Specificity values were found to be impacted by the blinding situation for included studies (P = 0.01), with an unclear blinding situation being associated with higher specificity. This may be attributable to the relatively high number of studies with unclear blinding (n = 15) as compared to the number of studies with definitive blinding (n = 5).

In one prior meta-analysis, tests for carcinoembryonic antigen (CEA) alone were found to be associated with moderate diagnostic utility (AUC = 77%) when differentiating between malignant and benign SPNs [35]. However, the incorporation of other tumor marker tests can improve the overall accuracy of developed diagnostic models for SPN evaluation [24]. PET/CT also exhibits high diagnostic ability when used to assess SPNs [36]. Even so, in the present meta-analysis, the incorporation of tumor marker and PET/CT tests did not increase the overall diagnostic utility of developed predictive models. This may be attributable to the fact that there were relatively few studies that included tumor marker (n = 6) and PET/CT (n = 7) tests in the overall analysis.
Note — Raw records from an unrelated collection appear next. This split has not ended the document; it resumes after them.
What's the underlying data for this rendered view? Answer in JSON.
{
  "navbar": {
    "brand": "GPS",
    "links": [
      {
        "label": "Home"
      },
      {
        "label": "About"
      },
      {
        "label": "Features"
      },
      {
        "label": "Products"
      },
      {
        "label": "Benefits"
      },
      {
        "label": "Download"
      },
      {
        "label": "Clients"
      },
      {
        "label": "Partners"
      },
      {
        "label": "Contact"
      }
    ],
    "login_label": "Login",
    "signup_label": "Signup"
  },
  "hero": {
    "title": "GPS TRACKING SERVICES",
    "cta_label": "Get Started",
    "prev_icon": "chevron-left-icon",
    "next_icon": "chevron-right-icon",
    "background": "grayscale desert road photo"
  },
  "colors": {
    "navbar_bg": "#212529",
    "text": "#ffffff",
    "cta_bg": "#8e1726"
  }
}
In this meta-analysis, lobulation sign was the most common feature of the included predictive models. However, the area under the SROC curve was only 74%, which was less than that (86%) made by the predictive models. This finding indicated that predictive model could provide more comprehensive analysis for SPNs than a single feature did.

There are certain limitations to this meta-analysis. For one, the major limitation is the fact that all included studies were retrospective nature, and this caused the major bias in the results of this meta-analysis. Additional prospective studies will thus be critical to validate and expand these results. Secondly, many of these studies failed to clarify whether consecutive patients were enrolled, potentially influencing the diagnostic accuracy of the developed predictive models. Third, none of these studies employed a CT-based follow-up approach to confirm the identity of SPNs that were diagnosed as benign. While surgical resection can provide the most precise diagnostic information pertaining to benign lesions, CT follow-up can also be accepted for final diagnosis [37]. The absence of CT-based follow-up may have thus impacted the reported diagnostic accuracy. Fourth, none of these models included magnetic resonance imaging (MRI)-based results. While MRI scans are not commonly used to evaluate lung disease, some prior studies have suggested that they may offer value as a means of distinguishing between SPNs that are malignant and those that are benign [38]. Lastly, all included studies were from China and this may further increase the risk of bias. Although China is the country with the world largest population, additional studies from other countries are still needed.

Conclusion

In summary, this meta-analysis demonstrated that predictive models offer substantial diagnostic value when establishing whether SPNs are malignant or benign, although further research will be required to confirm these findings.